# Plecos



## Round Head (Feb 28, 2006)

What are the best plecos for the planted tank?
I like something more active, eats algae, and stay pretty small.
Right now I have a small golden sunshine and he doesn't do much, just hidding all day. I don't think that he is even an algae eater. 
Any suggestions?

Thanks


----------



## Raul-7 (Feb 4, 2004)

Bristlenoses are probably the best canditate, but they don't stay small. In general, the smaller pleco's are usually carnivores. 

But I don't believe pleco's belong in a heavily planted tank for a number of reasons:
1) They require a sand substrate to rest on, they won't be able to do that with plants everywhere (Plecos on glass are stressed believe it or not)
2) Most are nocturnal and are only active when they are in a species tank (during the day).
3) They are clumsy and don't make good planted tankmates.

Thing you may want to consider.


----------



## jeff63851 (Feb 23, 2005)

Whatever type of pleco you choose, don't choose the common pleco. They don't really eat the algae...they kind of like the "processed" foods such as flakes, pellets...those stuff. They are also extremely clumsy. By clumsy I mean that they move the driftwood around, uproot plants... 

Well, it could just be my pleco...


----------



## JanS (Apr 14, 2004)

jeff63851 said:


> They are also extremely clumsy. By clumsy I mean that they move the driftwood around, uproot plants...
> Well, it could just be my pleco...


No, it isn't just yours. My common Plec was about as bad as an Oscar when it came to rearranging the tank to his liking. He was a very efficient algae eater though.

As for Bristlenoses, it depends on what type you get as to how big they are. The temmincki is the biggest, and about 7" is their max size, which is still only about half the size of the common Plec. The females also stay much smaller than the males.

Some other smaller efficient algae eating Plec's are the Rubbernose and _some_ of the Peckolita's (usually referred to as Clown Pleco's). My little common Peckolita's are some of the best algae eaters in the house and they usually only reach a length of around 3".


----------



## Round Head (Feb 28, 2006)

Thanks guys.
So is it safe to say that an alternative to plecos would otos and siamese algae eaters?


----------



## jrvs23 (Apr 14, 2006)

One of the most attractive plecos I have seen is a golden nugget pleco. It is black w/ gold /yellow spots. Very nice looking and I don't believe it gets huge like the common pleco. Contrary to some people I like a pleco in my tank. I know they don't really eat algae, but I just like the prehistoric look of them. I have a shovelnose in my tank right now and it seems to have topped out at 4". The golden nugget pleco can be found on the www.sunrisetropicals.com page


----------



## trenac (Jul 16, 2004)

I have found that the Clown pleco is fairly active and stays small.
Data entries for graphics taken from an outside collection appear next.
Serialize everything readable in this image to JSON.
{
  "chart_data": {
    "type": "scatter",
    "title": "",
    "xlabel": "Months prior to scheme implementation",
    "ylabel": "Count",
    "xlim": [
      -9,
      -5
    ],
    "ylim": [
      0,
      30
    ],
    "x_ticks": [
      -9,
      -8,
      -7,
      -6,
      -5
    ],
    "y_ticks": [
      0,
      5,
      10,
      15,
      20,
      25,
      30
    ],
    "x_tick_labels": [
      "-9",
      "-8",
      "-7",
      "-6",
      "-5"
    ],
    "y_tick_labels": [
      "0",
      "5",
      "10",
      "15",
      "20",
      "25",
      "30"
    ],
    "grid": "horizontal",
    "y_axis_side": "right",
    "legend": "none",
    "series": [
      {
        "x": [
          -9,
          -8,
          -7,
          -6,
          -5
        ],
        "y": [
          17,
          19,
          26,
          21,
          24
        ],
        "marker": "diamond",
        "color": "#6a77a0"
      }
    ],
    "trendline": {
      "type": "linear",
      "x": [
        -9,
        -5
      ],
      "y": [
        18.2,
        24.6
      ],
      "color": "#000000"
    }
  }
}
Mine comes out during lights on and eats algae or when I feed him. On the other hand my Bristlenose stays hidden all the time and and is bigger then the clown. In my tanks the I usually keep a combo of Otto's, SAE's and a pleco.


----------



## raven_wilde (Nov 16, 2005)

If you do decide on getting a Clown Pleco, which definitely fits the bill for size requirements, and algae eating- some of them anyway, this trait seems to vary on a fish to fish basis, I know in previous threads APC members have compared their Clown Plecos and it seems that every fish is different- mine for instance, seldom seems to consume any algae. But the most important thing to keep in mind is that if you are going to keep these fish you need to have some driftwood in your tank, as believe it or not it is actually part of their diet, and you can actually observe them rasping away at it. Most species of pleco actually will benefit from having some driftwood present in the tank to rasp on so it is important to provide this. If for some reason you can't, you can purchase Pleco wafers from Sera that contain some amount of willow bark in them, specifically to meet this need.


----------



## infrared (May 1, 2005)

*Plecos for planted tanks*

I've had really good luck with my albino ancistrus bushy/bristlenose plecostomus in my 100g planted tank. They help keep leaves and everything really clean overall. I agree that they do get large - the parents of the five or so in my 100g live in my 180g with a bunch of geophagus and they're quite large. Their parents have spawned in the 180 about four times now and they continue to do so. I guess i have a sustainalbe and ample supply of small plecos for all my planted tanks!

..Peter


----------



## Dr.Zoidberg (Mar 31, 2006)

I'm have some otos in my 75 gal and a whiptail catfish. I hardly see the whiptail but it's a cool addition .


----------